Don’t think about elephants!
This has been a tough school year for me. There is no reason for it, either, which has made my struggle all the more galling. I have been eagerly anticipating our study subject (Eastern Hemisphere, using Sonlight’s Core 5), and have spent more time planning the delivery of lessons than I ever have before. I knew the level at which we would be working would be more difficult for my daughter, so I had planned fun, fun, fun to be sure lessons would have the best chance possible at taking root.
What about those elephants? Have you heard of that phenomenon? Your told to not think about it, so it becomes all you can think about? You do the opposite of what you are told. I think I did that to myself with this year. I think I said over and over to myself, ‘We are going to have fun!!’ *Sigh* I have not been having so much fun. Everything is great, and I can’t seem to relax.

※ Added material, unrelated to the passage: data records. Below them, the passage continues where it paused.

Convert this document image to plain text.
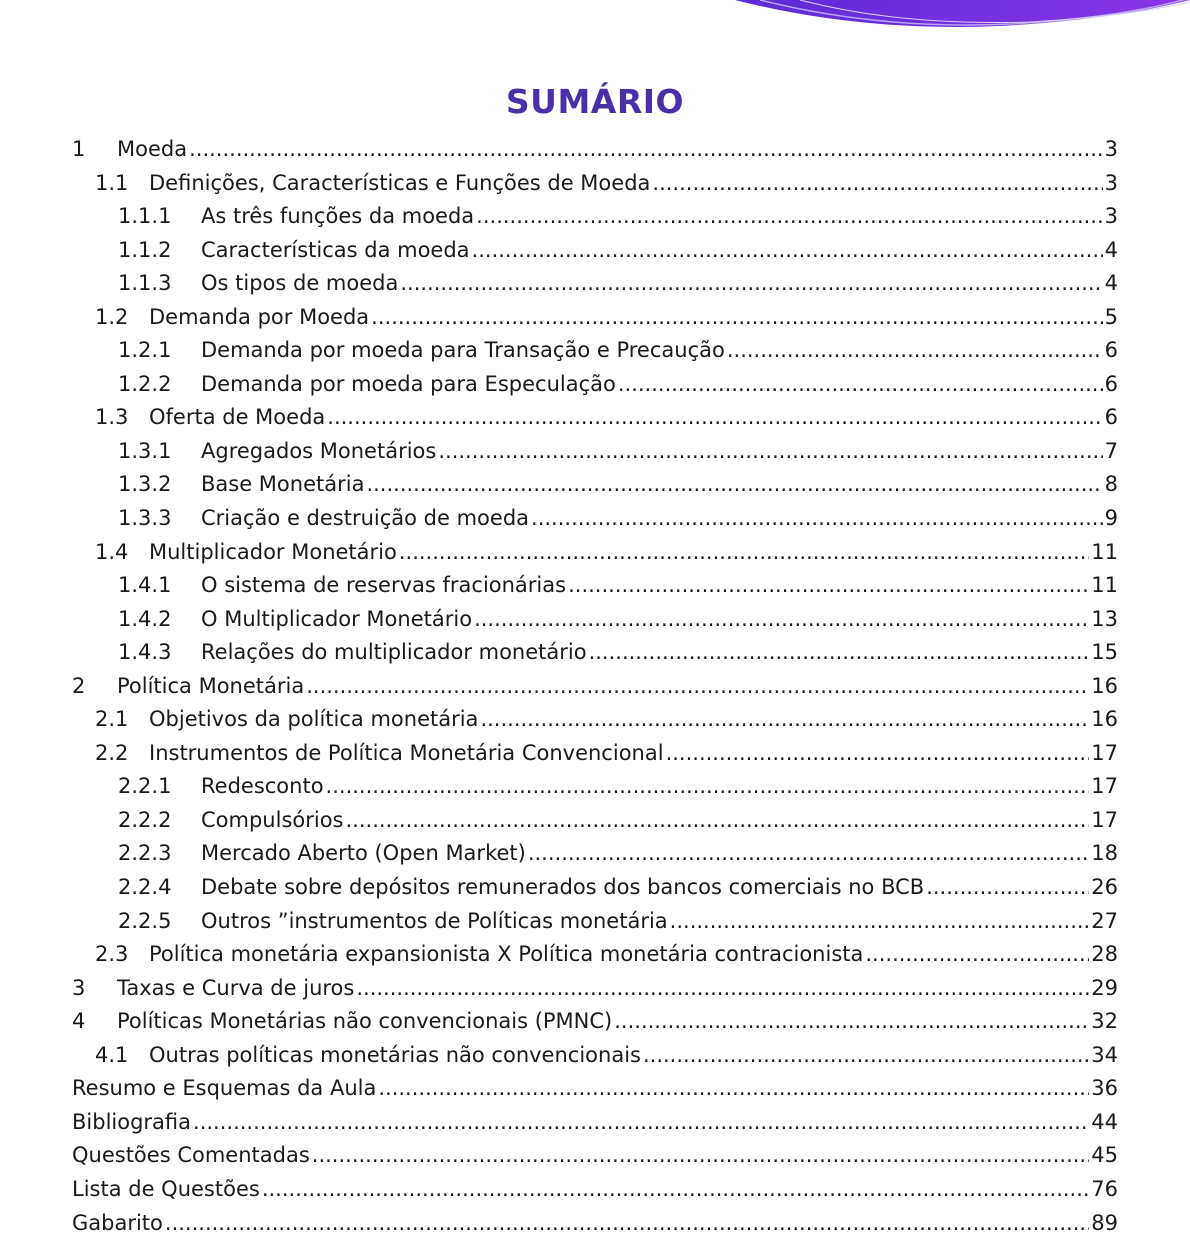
SUMÁRIO
1	Moeda .....	3
1.1 Definições, Características e Funções de Moeda .....	3
1.1.1	As três funções da moeda .....	3
1.1.2	Características da moeda .....	4
1.1.3	Os tipos de moeda .....	4
1.2 Demanda por Moeda .....	5
1.2.1	Demanda por moeda para Transação e Precaução .....	6
1.2.2	Demanda por moeda para Especulação .....	6
1.3 Oferta de Moeda .....	6
1.3.1	Agregados Monetários .....	7
1.3.2	Base Monetária .....	8
1.3.3	Criação e destruição de moeda .....	9
1.4 Multiplicador Monetário .....	11
1.4.1	O sistema de reservas fracionárias .....	11
1.4.2	O Multiplicador Monetário .....	13
1.4.3	Relações do multiplicador monetário .....	15
2	Política Monetária .....	16
2.1 Objetivos da política monetária .....	16
2.2 Instrumentos de Política Monetária Convencional .....	17
2.2.1	Redesconto .....	17
2.2.2	Compulsórios .....	17
2.2.3	Mercado Aberto (Open Market) .....	18
2.2.4	Debate sobre depósitos remunerados dos bancos comerciais no BCB .....	26
2.2.5	Outros ”instrumentos de Políticas monetária .....	27
2.3 Política monetária expansionista X Política monetária contracionista .....	28
3	Taxas e Curva de juros .....	29
4	Políticas Monetárias não convencionais (PMNC) .....	32
4.1 Outras políticas monetárias não convencionais .....	34
Resumo e Esquemas da Aula .....	36
Bibliografia .....	44
Questões Comentadas .....	45
Lista de Questões .....	76
Gabarito .....	89
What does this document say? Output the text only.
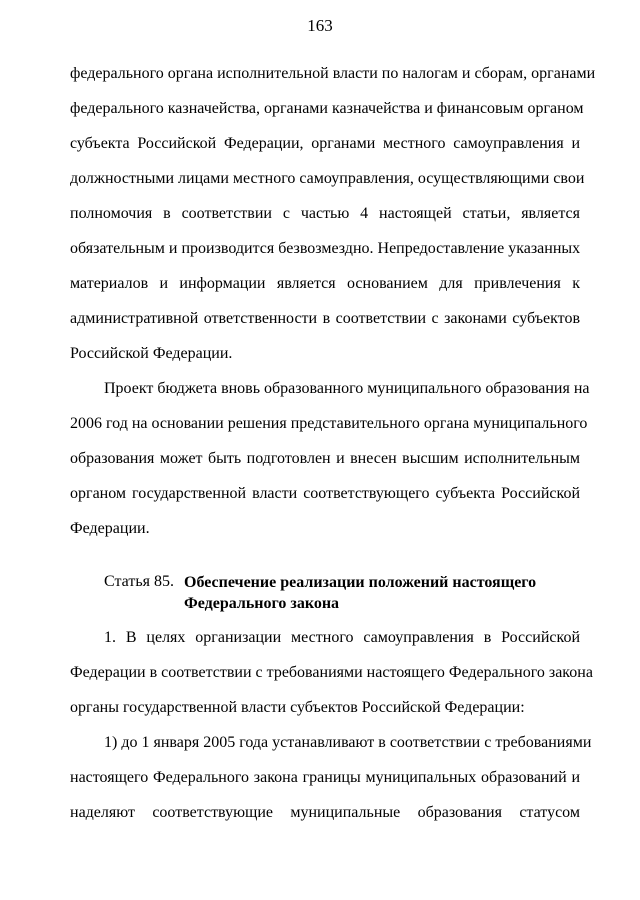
163
федерального органа исполнительной власти по налогам и сборам, органами
федерального казначейства, органами казначейства и финансовым органом
субъекта Российской Федерации, органами местного самоуправления и
должностными лицами местного самоуправления, осуществляющими свои
полномочия в соответствии с частью 4 настоящей статьи, является
обязательным и производится безвозмездно. Непредоставление указанных
материалов и информации является основанием для привлечения к
административной ответственности в соответствии с законами субъектов
Российской Федерации.
Проект бюджета вновь образованного муниципального образования на
2006 год на основании решения представительного органа муниципального
образования может быть подготовлен и внесен высшим исполнительным
органом государственной власти соответствующего субъекта Российской
Федерации.
Статья 85. Обеспечение реализации положений настоящего
Федерального закона
1. В целях организации местного самоуправления в Российской
Федерации в соответствии с требованиями настоящего Федерального закона
органы государственной власти субъектов Российской Федерации:
1) до 1 января 2005 года устанавливают в соответствии с требованиями
настоящего Федерального закона границы муниципальных образований и
наделяют соответствующие муниципальные образования статусом
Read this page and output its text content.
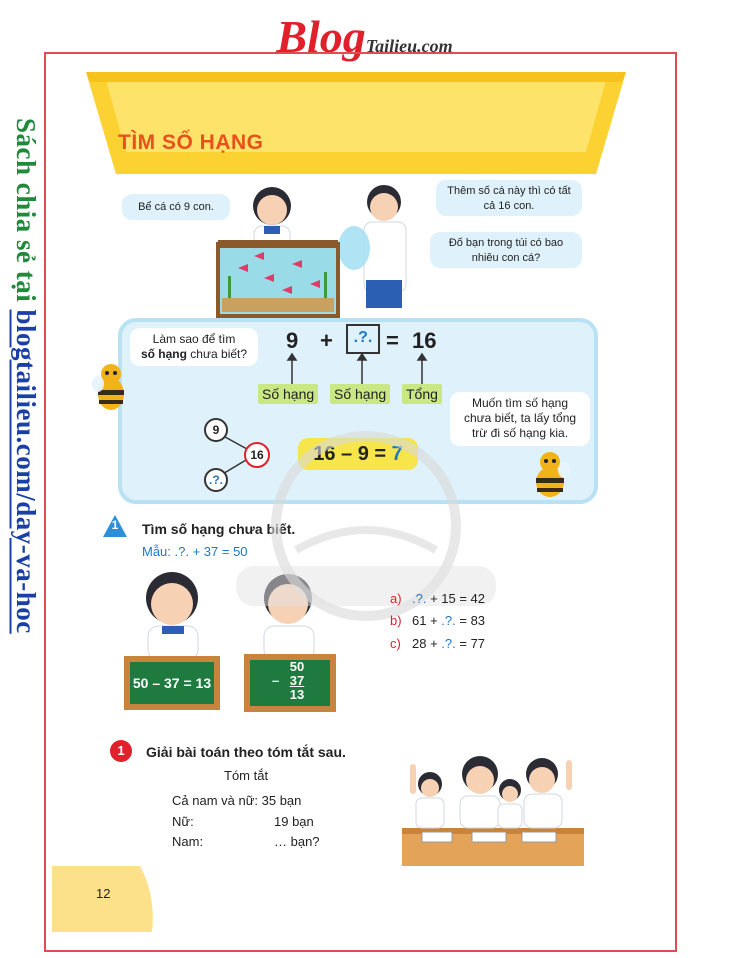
BlogTailieu.com
Sách chia sẻ tại blogtailieu.com/day-va-hoc
TÌM SỐ HẠNG
Bể cá có 9 con.
Thêm số cá này thì có tất cả 16 con.
Đố bạn trong túi có bao nhiêu con cá?
Làm sao để tìm
số hạng chưa biết?
9 +	.?. = 16
Số hạng Số hạng Tổng
9
16
.?.
16 – 9 = 7
Muốn tìm số hạng chưa biết, ta lấy tổng trừ đi số hạng kia.
1 Tìm số hạng chưa biết.
Mẫu: .?. + 37 = 50
50 – 37 = 13
50
– 37
13
a) .?. + 15 = 42
b) 61 + .?. = 83
c) 28 + .?. = 77
1	Giải bài toán theo tóm tắt sau.
Tóm tắt
Cả nam và nữ: 35 bạn
Nữ:	19 bạn
Nam:	… bạn?
12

Well, praise the Lord for the Lord, right? He is there whenever we need Him, and He is alongside me now. I have prayed, and cried and talked with trusted people in my life, trying to sort out the problem. And I have relaxed…
Today my husband called me to let me know he was going to be working overtime. We were in the middle of science and we were laughing and teasing. I heard myself, as though I weren’t me, and heard that I was laughing. The realization hit me almost physically. As I was processing it, my husband said, “I wish I were home. You all sound like you are having so much fun!” We were! We were having fun!
I think I finally stopped worrying about making things fun and just started being, then the fun found us. I feel like I can take a full breath again after a long chest cold. God is good.